Banking on Insights: Predicting Customer Churn
- nganhahv99
- Sep 24, 2023
- 2 min read
Updated: Nov 16, 2023

Business Motivation
The main objective is to help financial institutions predict customer churn before it happened and to timely take actions to retain customers.
Project Overview
- Employed classification model (logistic regression) to predict customer churn for a commercial bank 
- Deployed unsupervised learning (k-means clustering) to identify and understand customer segments 
- Preprocessed data by encoding categorical features and reducing dimensionality (PCA) 
- Performed exploratory data analysis (EDA) to understand correlation between variables and gather summary statistics 

Main Insights & Recommendations
- Account balance and active status are major predictors of churn 
- Each customer segment needs targeted retention strategies 
- High-value customer segment makes major contribution to profit 
Resources Used
Software: SAS
Dataset Source: Kaggle
Table of Contents:
a. K-means Clustering
b. Logistic Regression
I. Data Preprocessing
Dataset contains 10,000 rows and 13 variables listed in table below

First, I encoded categorical variables (Geography, Gender) so that we can perform classification on the data.
data project.data; set project.data;
if Gender = 'Female' then Gender_dummy = 1; else Gender_dummy = 0;
if Geography = 'France' then France = 1; else France = 0;
if Geography = 'Spain' then Spain = 1; else Spain = 0;
if Geography = 'Germany' then Germany = 1; else Germany = 0;
run;Second, I performed Principal Component Analysis to reduce dimensionality of the data and remove multicollinearity, enabling future modeling like K-means Clustering amd Logistic Regression to run more efficiently.
/* PCA */
proc princomp data=project.data out=project.pca;
var &xvar;
From the results above, the first eight principal components can already explain ~80% of variation in the data.
II. Exploratory Data Analysis
Next, I gathered summary statistics of the variables incl. means, standard deviations, min and max values.
proc means data=project.data;
 var &xvar exited;
run;
In addition, I plotted a correlation matrix to detect multicollinearity in the dataset.

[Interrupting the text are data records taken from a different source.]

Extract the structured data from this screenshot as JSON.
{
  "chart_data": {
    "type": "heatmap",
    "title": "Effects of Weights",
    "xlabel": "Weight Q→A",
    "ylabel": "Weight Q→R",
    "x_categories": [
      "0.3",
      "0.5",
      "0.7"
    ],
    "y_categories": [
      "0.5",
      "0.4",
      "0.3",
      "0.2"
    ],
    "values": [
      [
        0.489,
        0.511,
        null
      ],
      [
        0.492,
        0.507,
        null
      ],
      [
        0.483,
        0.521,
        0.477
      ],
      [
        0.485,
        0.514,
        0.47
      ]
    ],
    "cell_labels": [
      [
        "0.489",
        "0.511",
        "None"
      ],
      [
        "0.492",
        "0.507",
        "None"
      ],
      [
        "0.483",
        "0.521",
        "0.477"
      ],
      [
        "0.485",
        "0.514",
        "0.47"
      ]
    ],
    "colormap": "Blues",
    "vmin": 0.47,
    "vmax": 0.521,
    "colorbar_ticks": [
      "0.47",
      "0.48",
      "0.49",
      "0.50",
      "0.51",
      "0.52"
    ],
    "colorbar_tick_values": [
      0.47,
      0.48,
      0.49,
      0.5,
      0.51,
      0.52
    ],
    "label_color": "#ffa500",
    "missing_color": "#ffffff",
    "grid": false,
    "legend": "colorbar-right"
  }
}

Here are some takeaways from the matrix:
- Positive correlation between customer's bank balance (Balance) and customers from Germany (Germany).
- Positive correlation between whether or not the customer will churn (Exited) and age of the customer (Age) i.e. older customers are more likely to close their accounts.
- Negative correlation between bank balance (Balance) and number of products the customer used (NumOfProducts).
III. Model Building
a. K-means Clustering
I standardized 12 predictor variables and performed k-means clustering with k = 5

Deeper dive into the 5 clusters:


- Cluster 1 (Switchables): Have the highest churn rate ~90%
- Cluster 2 (Loyalists): Have the lowest churn rate ~10%
- Clusters 3, 4 & 5 (Apathetics & Generalists): Generally not very high churn rate (15% - 30%)
b. Logistic Regression
I chose logistic regression for our classification model choice due to its interpretability, making it easier to generate actionable insights for stakeholders.
First, to ensure no overfitting and enable us to later evaluate model performance, I split the the data into training and testing sets at a 8:2 ratio.
/* Randomly split the data into 2 datasets with sampling rate be .80 */
PROC SURVEYSELECT DATA=project.data OUT=project.split METHOD=SRS
SAMPRATE=0.80
OUTALL SEED=12345 NOPRINT;
RUN;We will train the model on training set and calculate out-of-sample (OOS) performance of the model on testing set.
Model formulation includes 11 variables:

IV. Model Performance
Results for Logistic Regression model:
+) Log-likelihood = 6840

+) Out-of-sample AUC = 0.7526

This indicates that the model had relatively good performance.